They found supper laid on the piazza, and enjoyed it with keen appetites. Afterward they spent an hour drifting on the river, followed by a long and delightful evening on the lawn at the river bank. Celia and Lanse picked the strings of violin and viola, and the others sang. Doctor Forester, in his white clothes lay stretched on a rustic seat, and professed himself to be having "the time of his life."

"I don't think the rest of us are far behind you," declared Lanse. "If you people had been digging away at law in a hot old office you'd think this was Paradise."

Evelyn, looking out over the moonlit river, drew a little sigh which she meant nobody to hear, but Jeff divined it, and whispered, under cover of an extravaganza from Just in regard to the night, the company, and the occasion, "You're coming again next summer, you know. And all winter we'll write about it--shall we?"

"Do you think you will have time to write?" she asked.

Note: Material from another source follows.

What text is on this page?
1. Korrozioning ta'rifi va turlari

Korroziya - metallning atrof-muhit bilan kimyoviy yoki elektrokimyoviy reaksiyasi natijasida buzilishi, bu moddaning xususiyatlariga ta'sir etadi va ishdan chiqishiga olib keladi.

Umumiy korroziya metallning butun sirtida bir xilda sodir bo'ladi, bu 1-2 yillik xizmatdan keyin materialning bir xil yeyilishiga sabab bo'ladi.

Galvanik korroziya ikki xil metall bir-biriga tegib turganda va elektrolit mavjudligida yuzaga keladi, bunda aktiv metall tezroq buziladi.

"Have time! I should say I would make time," he murmured. "Think I'm going to stand having this sort of thing cut off short? I guess not--unless--you're the one who hasn't time. And even then I don't think I could be kept from boring you with letters."

"I shall certainly want to hear what you all are doing," she answered.

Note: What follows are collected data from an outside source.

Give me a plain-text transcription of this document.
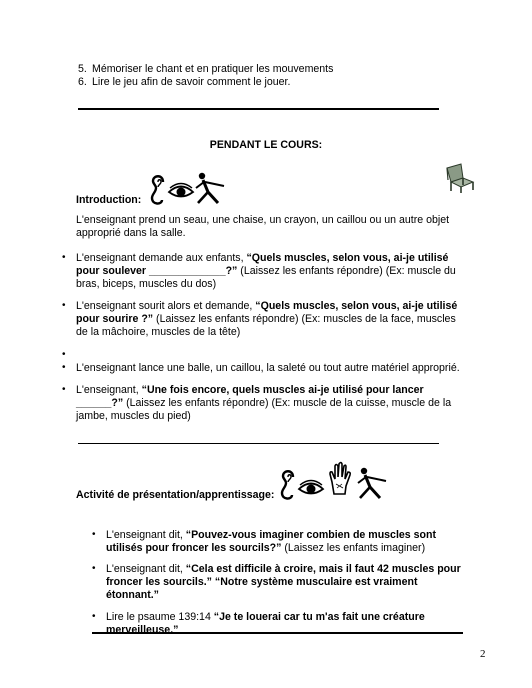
5. Mémoriser le chant et en pratiquer les mouvements
6. Lire le jeu afin de savoir comment le jouer.
PENDANT LE COURS:
Introduction:
L'enseignant prend un seau, une chaise, un crayon, un caillou ou un autre objet approprié dans la salle.
• L'enseignant demande aux enfants, “Quels muscles, selon vous, ai-je utilisé pour soulever _____________?” (Laissez les enfants répondre) (Ex: muscle du bras, biceps, muscles du dos)
• L'enseignant sourit alors et demande, “Quels muscles, selon vous, ai-je utilisé pour sourire ?” (Laissez les enfants répondre) (Ex: muscles de la face, muscles de la mâchoire, muscles de la tête)
•
• L'enseignant lance une balle, un caillou, la saleté ou tout autre matériel approprié.
• L'enseignant, “Une fois encore, quels muscles ai-je utilisé pour lancer ______?” (Laissez les enfants répondre) (Ex: muscle de la cuisse, muscle de la jambe, muscles du pied)
Activité de présentation/apprentissage:
• L'enseignant dit, “Pouvez-vous imaginer combien de muscles sont utilisés pour froncer les sourcils?” (Laissez les enfants imaginer)
• L'enseignant dit, “Cela est difficile à croire, mais il faut 42 muscles pour froncer les sourcils.” “Notre système musculaire est vraiment étonnant.”
• Lire le psaume 139:14 “Je te louerai car tu m'as fait une créature merveilleuse.”
2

She was thinking about this plan when she went up-stairs to bed an hour later. Jeff had stopped her at the foot of the stairs to say, "I'd just like a good secure promise from you about that letter-writing. I'll enjoy the time that's left a lot better if I know it isn't coming to a regular jumping-off place at the end. Will you promise to write regularly?"

She paused on the bottom step, where she was just on a level with the straightforward dark eyes, half boy's, half man's, which met hers with the clear look of good comradeship. There was no sentimentality in the gaze, but undeniably strong liking and respect. She answered in Jeff's own spirit:

"I promise. I really shouldn't know how to do without hearing about your plans and the things that happen to you. I'm not a very good letter-writer, but I'll try to tell you things that will interest you."

"Good! I'm no flowery expert myself, but I fancy we can write as we talk, and that's enough for me. Good-night! Happy dreams."